We’ll know by the weekend.
Mark Mills –
I’m going to go out on a limb here with a prediction. The energy world will look exactly the same the day after October 28th, 2011, as it did yesterday. Why? On October 28th we’re expecting a public demonstration of a “revolutionary” new energy device in Bologna, Italy. The magic technology? Another too-cheap-to-meter construct called the “e-cat” machine invented and promoted by Italian Andrea Rossi. Cold fusion … again, but with an updated label; Low-Energy Nuclear Reaction. Will it change the world? No. Will it work? Doubt it.
Wished-for revolutions in energy technology are pervasive, and they all suffer from one or all of the following three fallacies:
1. The Magic Wand Fallacy.
You’ve heard this claim in many forms: invent a new energy source, a magically efficient or powerful machine, and it will change the world and do so overnight. Except that it won’t. Even if the new invention were real, the problem of inertia remains. It just takes a lot of time to overcome the imbedded inertia in enormous infrastructure systems, behaviors and operations.

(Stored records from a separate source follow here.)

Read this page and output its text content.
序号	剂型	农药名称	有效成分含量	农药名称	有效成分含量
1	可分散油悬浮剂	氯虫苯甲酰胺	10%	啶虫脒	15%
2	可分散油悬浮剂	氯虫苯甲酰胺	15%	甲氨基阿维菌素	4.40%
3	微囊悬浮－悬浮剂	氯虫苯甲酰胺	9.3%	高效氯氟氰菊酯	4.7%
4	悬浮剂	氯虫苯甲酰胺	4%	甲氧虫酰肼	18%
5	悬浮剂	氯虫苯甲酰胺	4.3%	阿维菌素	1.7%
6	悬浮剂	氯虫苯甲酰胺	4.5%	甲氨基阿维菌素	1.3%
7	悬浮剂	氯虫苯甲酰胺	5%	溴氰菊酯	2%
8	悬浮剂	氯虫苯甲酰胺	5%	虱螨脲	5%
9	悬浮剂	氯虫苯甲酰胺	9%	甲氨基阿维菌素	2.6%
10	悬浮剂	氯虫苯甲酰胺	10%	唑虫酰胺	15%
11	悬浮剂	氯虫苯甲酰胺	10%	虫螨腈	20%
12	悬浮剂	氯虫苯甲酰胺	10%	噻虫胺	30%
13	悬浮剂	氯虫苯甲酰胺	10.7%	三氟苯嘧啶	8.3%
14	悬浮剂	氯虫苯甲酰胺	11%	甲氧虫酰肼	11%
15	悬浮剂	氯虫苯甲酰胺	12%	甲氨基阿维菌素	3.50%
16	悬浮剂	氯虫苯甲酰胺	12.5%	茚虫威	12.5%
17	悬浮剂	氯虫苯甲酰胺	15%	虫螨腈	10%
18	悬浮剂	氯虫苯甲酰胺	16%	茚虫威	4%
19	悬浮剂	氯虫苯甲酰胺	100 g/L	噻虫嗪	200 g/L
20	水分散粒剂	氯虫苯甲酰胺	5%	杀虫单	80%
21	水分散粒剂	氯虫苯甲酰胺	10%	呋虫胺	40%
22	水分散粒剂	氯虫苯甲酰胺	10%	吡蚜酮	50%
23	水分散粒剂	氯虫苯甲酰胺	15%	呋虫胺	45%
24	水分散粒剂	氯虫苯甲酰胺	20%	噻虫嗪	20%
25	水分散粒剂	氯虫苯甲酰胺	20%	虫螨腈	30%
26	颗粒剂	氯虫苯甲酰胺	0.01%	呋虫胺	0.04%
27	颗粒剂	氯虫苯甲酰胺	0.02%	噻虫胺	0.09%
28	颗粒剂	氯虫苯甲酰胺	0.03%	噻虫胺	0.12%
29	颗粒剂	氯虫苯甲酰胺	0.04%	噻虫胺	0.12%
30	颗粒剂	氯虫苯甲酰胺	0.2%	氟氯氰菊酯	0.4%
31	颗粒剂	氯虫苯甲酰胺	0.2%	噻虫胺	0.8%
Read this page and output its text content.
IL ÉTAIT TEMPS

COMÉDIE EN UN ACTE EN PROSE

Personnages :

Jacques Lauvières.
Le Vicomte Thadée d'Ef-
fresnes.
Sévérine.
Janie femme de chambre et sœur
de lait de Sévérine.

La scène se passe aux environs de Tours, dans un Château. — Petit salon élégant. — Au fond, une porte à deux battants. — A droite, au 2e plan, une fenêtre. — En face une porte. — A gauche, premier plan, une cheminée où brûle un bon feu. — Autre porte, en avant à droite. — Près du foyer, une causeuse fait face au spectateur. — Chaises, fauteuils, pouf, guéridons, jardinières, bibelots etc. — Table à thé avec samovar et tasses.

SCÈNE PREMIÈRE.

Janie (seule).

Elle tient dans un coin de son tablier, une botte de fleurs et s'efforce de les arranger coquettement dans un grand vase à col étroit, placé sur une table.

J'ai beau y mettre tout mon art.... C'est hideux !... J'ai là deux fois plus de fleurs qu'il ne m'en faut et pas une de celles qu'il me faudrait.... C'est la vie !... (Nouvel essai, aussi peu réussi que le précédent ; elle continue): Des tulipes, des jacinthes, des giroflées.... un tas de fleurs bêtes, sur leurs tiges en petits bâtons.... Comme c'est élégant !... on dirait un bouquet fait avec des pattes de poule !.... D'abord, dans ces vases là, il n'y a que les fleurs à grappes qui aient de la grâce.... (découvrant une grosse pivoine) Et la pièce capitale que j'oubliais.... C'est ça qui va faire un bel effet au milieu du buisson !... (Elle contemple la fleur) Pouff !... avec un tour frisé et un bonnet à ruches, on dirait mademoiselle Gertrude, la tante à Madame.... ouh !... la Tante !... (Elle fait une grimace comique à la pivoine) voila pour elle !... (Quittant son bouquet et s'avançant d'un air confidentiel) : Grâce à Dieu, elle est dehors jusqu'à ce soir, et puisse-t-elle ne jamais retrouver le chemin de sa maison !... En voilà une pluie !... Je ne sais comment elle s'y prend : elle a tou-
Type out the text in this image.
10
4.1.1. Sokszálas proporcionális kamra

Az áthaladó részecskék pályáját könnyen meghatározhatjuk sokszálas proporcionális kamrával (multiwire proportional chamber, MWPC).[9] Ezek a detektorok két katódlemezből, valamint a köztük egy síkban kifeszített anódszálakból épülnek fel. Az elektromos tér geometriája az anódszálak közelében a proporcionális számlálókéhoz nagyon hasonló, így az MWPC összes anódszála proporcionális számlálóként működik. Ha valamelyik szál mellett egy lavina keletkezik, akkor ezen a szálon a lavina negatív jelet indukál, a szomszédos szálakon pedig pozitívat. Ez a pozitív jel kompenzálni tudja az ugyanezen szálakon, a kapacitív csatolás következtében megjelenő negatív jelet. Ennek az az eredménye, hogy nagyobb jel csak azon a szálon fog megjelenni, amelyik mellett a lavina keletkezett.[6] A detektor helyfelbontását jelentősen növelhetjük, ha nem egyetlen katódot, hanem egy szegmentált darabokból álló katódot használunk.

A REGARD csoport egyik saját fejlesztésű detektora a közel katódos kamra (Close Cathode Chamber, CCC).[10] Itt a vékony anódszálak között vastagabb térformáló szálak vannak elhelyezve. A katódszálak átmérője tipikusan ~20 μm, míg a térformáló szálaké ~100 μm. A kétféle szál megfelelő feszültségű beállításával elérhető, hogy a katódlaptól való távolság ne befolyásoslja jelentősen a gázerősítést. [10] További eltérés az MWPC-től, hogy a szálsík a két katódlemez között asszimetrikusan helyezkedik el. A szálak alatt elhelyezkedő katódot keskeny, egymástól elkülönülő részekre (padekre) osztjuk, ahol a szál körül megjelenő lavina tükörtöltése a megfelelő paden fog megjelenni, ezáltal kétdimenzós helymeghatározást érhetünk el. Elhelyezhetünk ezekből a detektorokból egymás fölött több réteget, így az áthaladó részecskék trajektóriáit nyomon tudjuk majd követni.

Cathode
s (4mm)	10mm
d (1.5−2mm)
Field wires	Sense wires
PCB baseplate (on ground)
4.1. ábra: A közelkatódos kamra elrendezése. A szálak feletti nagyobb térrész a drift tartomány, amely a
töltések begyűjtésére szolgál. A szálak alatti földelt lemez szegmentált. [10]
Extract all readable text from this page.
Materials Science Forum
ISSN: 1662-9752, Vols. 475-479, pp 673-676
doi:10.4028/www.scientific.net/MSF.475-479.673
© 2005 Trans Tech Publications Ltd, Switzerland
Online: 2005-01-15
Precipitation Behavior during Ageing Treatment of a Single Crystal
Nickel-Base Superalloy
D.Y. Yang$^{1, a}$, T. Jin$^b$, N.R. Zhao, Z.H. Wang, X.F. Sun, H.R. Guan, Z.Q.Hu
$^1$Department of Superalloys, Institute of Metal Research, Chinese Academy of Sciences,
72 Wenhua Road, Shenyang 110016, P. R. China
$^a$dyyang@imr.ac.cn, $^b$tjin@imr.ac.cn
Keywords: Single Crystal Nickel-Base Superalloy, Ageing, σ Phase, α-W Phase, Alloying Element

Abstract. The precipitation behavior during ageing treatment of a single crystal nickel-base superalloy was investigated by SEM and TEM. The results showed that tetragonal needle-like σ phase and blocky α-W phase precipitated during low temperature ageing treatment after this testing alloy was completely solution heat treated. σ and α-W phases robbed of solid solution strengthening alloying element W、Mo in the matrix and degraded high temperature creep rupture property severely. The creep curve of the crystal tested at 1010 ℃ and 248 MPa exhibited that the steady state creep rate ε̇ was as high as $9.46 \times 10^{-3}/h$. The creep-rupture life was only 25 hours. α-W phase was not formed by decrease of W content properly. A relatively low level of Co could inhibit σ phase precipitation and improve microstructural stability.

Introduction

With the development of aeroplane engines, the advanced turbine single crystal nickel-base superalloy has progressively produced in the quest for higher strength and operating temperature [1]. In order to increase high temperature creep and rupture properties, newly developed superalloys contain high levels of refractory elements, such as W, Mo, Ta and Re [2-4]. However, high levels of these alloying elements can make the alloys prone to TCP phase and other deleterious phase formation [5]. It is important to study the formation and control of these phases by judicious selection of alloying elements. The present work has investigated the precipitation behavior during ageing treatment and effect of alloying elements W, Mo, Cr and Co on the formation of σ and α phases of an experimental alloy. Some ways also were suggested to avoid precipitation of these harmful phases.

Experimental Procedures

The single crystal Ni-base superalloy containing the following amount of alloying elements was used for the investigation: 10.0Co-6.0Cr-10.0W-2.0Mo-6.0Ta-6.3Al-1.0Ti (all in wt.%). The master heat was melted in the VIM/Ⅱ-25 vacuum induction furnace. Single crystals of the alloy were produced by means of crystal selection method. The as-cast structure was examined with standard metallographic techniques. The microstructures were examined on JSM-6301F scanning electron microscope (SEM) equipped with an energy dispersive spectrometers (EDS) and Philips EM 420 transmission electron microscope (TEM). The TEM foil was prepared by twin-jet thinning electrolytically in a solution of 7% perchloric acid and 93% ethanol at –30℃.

2. the Helicopter Fallacy.
When practical helicopters were finally invented, a lot of people thought they would revolutionize both car and air travel. (For an excellent history of the long pursuit of the seemingly impossible feat of making a helicopter work, see The God Machine by James Chiles.)
3. Moon Shot Fallacy.
It is true that engineers are amazing creatures, and given a task to do something or build something, they can do almost anything at least once. But the global energy challenge is not the same as putting a man on the moon. It is the same as putting every man, woman and child on the moon. Maybe in the far future that is doable, but not with anything like an Apollo program.